LEBARAN sudah di depan mata, tapi saya masih belum bisa berkesempatan buka bersama dengan seorang sahabat karena di bulan Ramadan ini jadwal kami sama-sama padat. Sebagai pekerja seni saya banyak rekaman acara TV untuk ditayangkan saat libur Lebaran nanti, sementara dia bekerja di sebuah perusahaan pembiayaan finansial yang harus lembur karena animo masyarakat untuk mengajukan kredit tinggi sekali.
Itulah fenomena menjelang Lebaran. Cek saja dealer motor, mobil, juga alat elektronik, pasti mengalami peningkatan penjualan menjelang Lebaran ini. Kebanyakan cara membayarnya tentu saja dengan kredit. Soal setelah Lebaran ditarik lagi oleh leasing, itu urusan nanti.
Dalam membeli barang, ada yang karena butuh, tapi ada juga yang karena ingin. Mirip padahal sangat berbeda. Gampang membedakan kebutuhan dan keinginan. Pertama dari sifatnya; kebutuhan itu objektif karena semua orang punya kebutuhan dasar yang sama, sedangkan keinginan itu subjektif karena keinginan setiap orang itu berbeda-beda tergantung gaya hidup, pendapatan, dan pola pikirnya. Semakin tinggi gaya hidup, pendapatan, dan pola pikir seseorang, biasanya semakin banyak pula keinginannya.
Kedua dari sumbernya. Kebutuhan bersumber dari fitrah manusia, yang jika tidak dipenuhi, kehidupan bisa terancam. Adapun keinginan bersumber dari hawa nafsu.
Yang ketiga, dari ‘nilai’-nya. Kebutuhan dinilai dari seberapa besar fungsi dan manfaat yang dapat kita peroleh dari pemenuhannya, sedangkan keinginan dinilai dari seberapa besar selera dan preferensi.
Lalu perbedaan kebutuhan dan keinginan bisa kita lihat dari hasilnya. Kebutuhan yang terpenuhi akan menghasilkan kemanfaatan yang biasanya terbatas, sedangkan keinginan yang terpenuhi akan menghasilkan kepuasan yang tidak memiliki batasan.
Jadi benar bahwa rezeki dari Allah itu akan cukup untuk hidup, tapi tidak akan pernah cukup untuk gaya hidup.
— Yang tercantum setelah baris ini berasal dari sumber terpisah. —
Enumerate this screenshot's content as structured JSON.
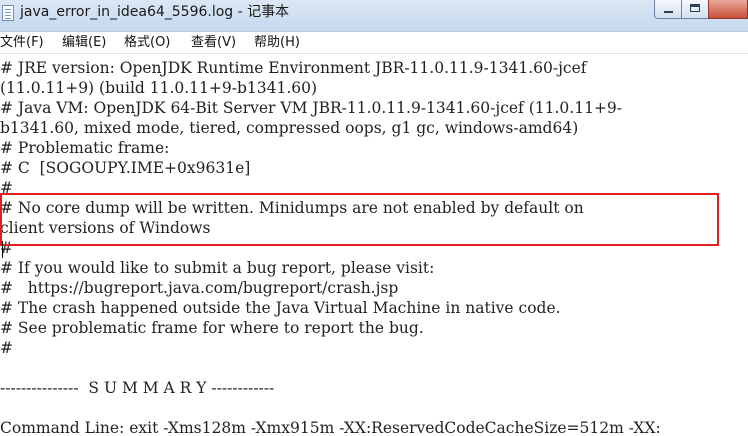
{
  "window": {
    "title": "java_error_in_idea64_5596.log - 记事本"
  },
  "menu": [
    "文件(F)",
    "编辑(E)",
    "格式(O)",
    "查看(V)",
    "帮助(H)"
  ],
  "content": {
    "lines": [
      "# JRE version: OpenJDK Runtime Environment JBR-11.0.11.9-1341.60-jcef",
      "(11.0.11+9) (build 11.0.11+9-b1341.60)",
      "# Java VM: OpenJDK 64-Bit Server VM JBR-11.0.11.9-1341.60-jcef (11.0.11+9-",
      "b1341.60, mixed mode, tiered, compressed oops, g1 gc, windows-amd64)",
      "# Problematic frame:",
      "# C  [SOGOUPY.IME+0x9631e]",
      "#",
      "# No core dump will be written. Minidumps are not enabled by default on",
      "client versions of Windows",
      "#",
      "# If you would like to submit a bug report, please visit:",
      "#   https://bugreport.java.com/bugreport/crash.jsp",
      "# The crash happened outside the Java Virtual Machine in native code.",
      "# See problematic frame for where to report the bug.",
      "#",
      "",
      "---------------  S U M M A R Y ------------",
      "",
      "Command Line: exit -Xms128m -Xmx915m -XX:ReservedCodeCacheSize=512m -XX:"
    ]
  },
  "colors": {
    "highlight_border": "#e02020",
    "titlebar": "#c6d8ee"
  }
}
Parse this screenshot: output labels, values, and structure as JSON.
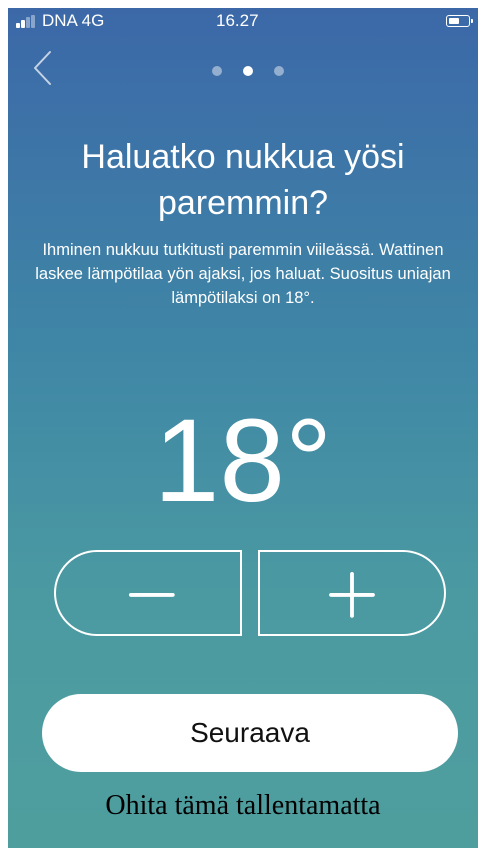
{
  "status_bar": {
    "carrier": "DNA 4G",
    "time": "16.27",
    "signal_bars_filled": 2,
    "signal_bars_total": 4,
    "battery_level": 0.5
  },
  "navigation": {
    "back_icon": "chevron-left-icon",
    "page_indicator": {
      "total": 3,
      "active_index": 1
    }
  },
  "content": {
    "title": "Haluatko nukkua yösi paremmin?",
    "description": "Ihminen nukkuu tutkitusti paremmin viileässä. Wattinen laskee lämpötilaa yön ajaksi, jos haluat. Suositus uniajan lämpötilaksi on 18°.",
    "temperature": "18°"
  },
  "stepper": {
    "decrease_icon": "minus-icon",
    "increase_icon": "plus-icon"
  },
  "actions": {
    "next_label": "Seuraava",
    "skip_label": "Ohita tämä tallentamatta"
  },
  "colors": {
    "gradient_top": "#3c68a8",
    "gradient_bottom": "#4f9e9e",
    "foreground": "#ffffff",
    "button_text": "#111111"
  }
}
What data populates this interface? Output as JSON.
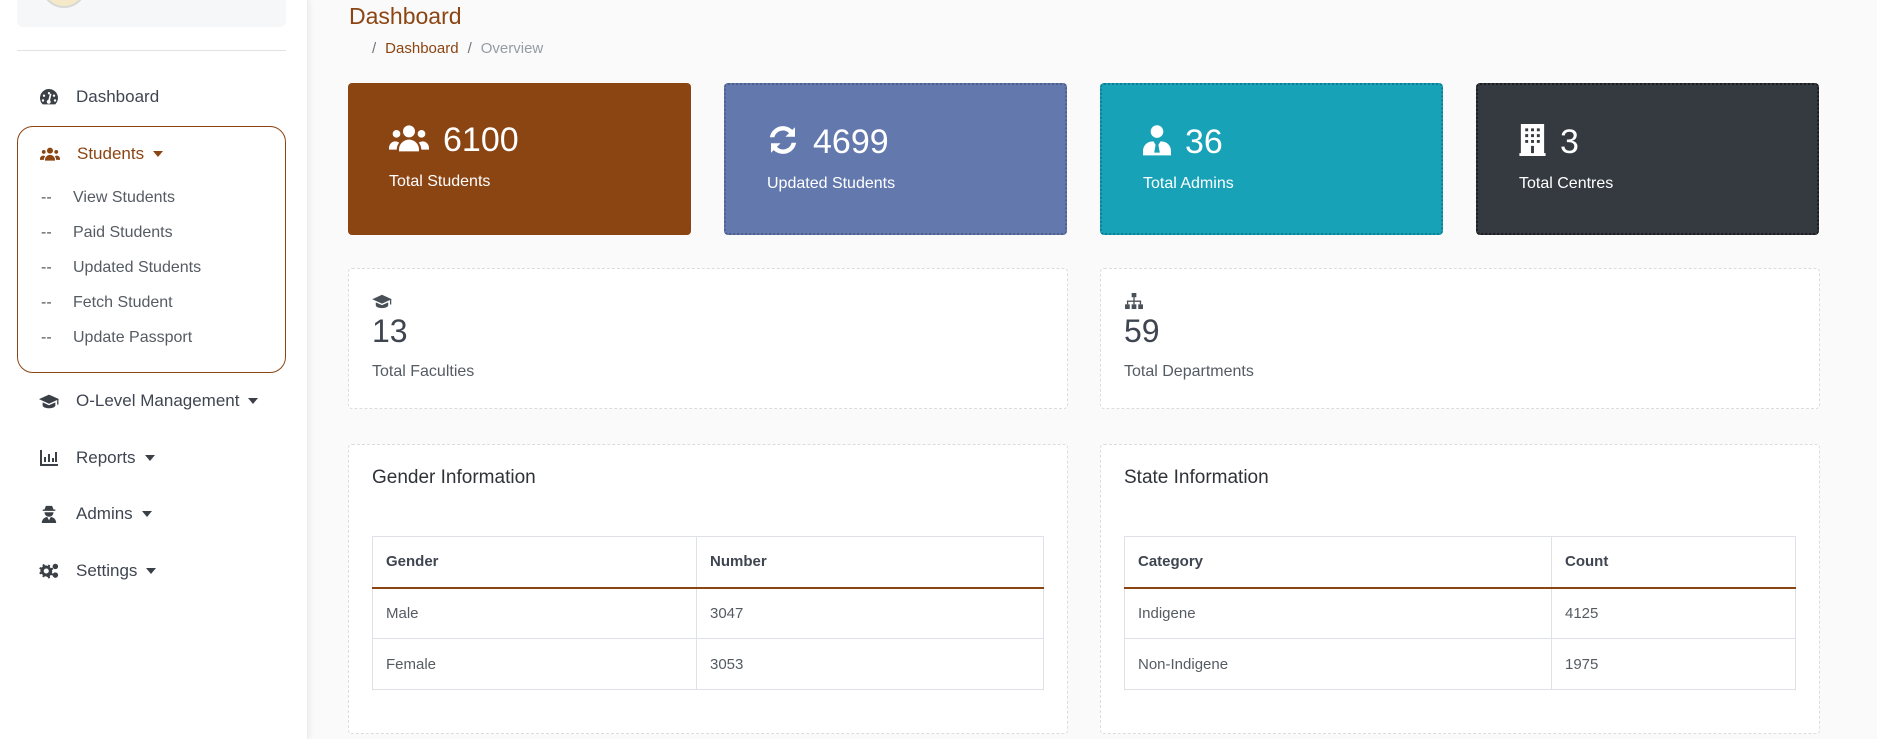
{
  "sidebar": {
    "items": [
      {
        "label": "Dashboard",
        "icon": "tachometer-icon"
      },
      {
        "label": "Students",
        "icon": "users-icon",
        "expanded": true,
        "children": [
          {
            "prefix": "--",
            "label": "View Students"
          },
          {
            "prefix": "--",
            "label": "Paid Students"
          },
          {
            "prefix": "--",
            "label": "Updated Students"
          },
          {
            "prefix": "--",
            "label": "Fetch Student"
          },
          {
            "prefix": "--",
            "label": "Update Passport"
          }
        ]
      },
      {
        "label": "O-Level Management",
        "icon": "graduation-cap-icon"
      },
      {
        "label": "Reports",
        "icon": "chart-bar-icon"
      },
      {
        "label": "Admins",
        "icon": "user-secret-icon"
      },
      {
        "label": "Settings",
        "icon": "cogs-icon"
      }
    ]
  },
  "header": {
    "title": "Dashboard",
    "breadcrumb": {
      "sep": "/",
      "link": "Dashboard",
      "current": "Overview"
    }
  },
  "stats": [
    {
      "value": "6100",
      "label": "Total Students",
      "icon": "users-icon",
      "color": "#8b4513"
    },
    {
      "value": "4699",
      "label": "Updated Students",
      "icon": "sync-icon",
      "color": "#6379ae"
    },
    {
      "value": "36",
      "label": "Total Admins",
      "icon": "user-tie-icon",
      "color": "#17a2b8"
    },
    {
      "value": "3",
      "label": "Total Centres",
      "icon": "building-icon",
      "color": "#343a40"
    }
  ],
  "info": [
    {
      "value": "13",
      "label": "Total Faculties",
      "icon": "graduation-cap-icon"
    },
    {
      "value": "59",
      "label": "Total Departments",
      "icon": "sitemap-icon"
    }
  ],
  "gender": {
    "title": "Gender Information",
    "headers": [
      "Gender",
      "Number"
    ],
    "rows": [
      [
        "Male",
        "3047"
      ],
      [
        "Female",
        "3053"
      ]
    ]
  },
  "state": {
    "title": "State Information",
    "headers": [
      "Category",
      "Count"
    ],
    "rows": [
      [
        "Indigene",
        "4125"
      ],
      [
        "Non-Indigene",
        "1975"
      ]
    ]
  },
  "accent": "#8b4513"
}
Hidup itu murah, merek yang membuatnya jadi mahal. Hidup itu sederhana, gengsi yang membuatnya jadi rumit. Demi gaya, jadinya tersiksa. Ini memang zaman orang ingin menaikkan gaya hidup dengan cara menurunkan harga diri.
Saya teringat petuah kakek dan nenek di Garut dalam peribahasa berbahasa Sunda ‘ngukur ka kujur, nimbang ka awak’, yang artinya hidup itu harus sesuai dengan kemampuan diri. Menurutnya, orang yang pamer itu adalah orang yang tidak bahagia. Karena kalau bahagia, dia tidak perlu menceritakan hidupnya, prestasinya, atau hal hebat yang dia lakukan. Allah SWT memberkahi kita dengan rezeki berlebih, tak perlu menaikkan standar hidup kita, tapi naikkan standar kita dalam memberi.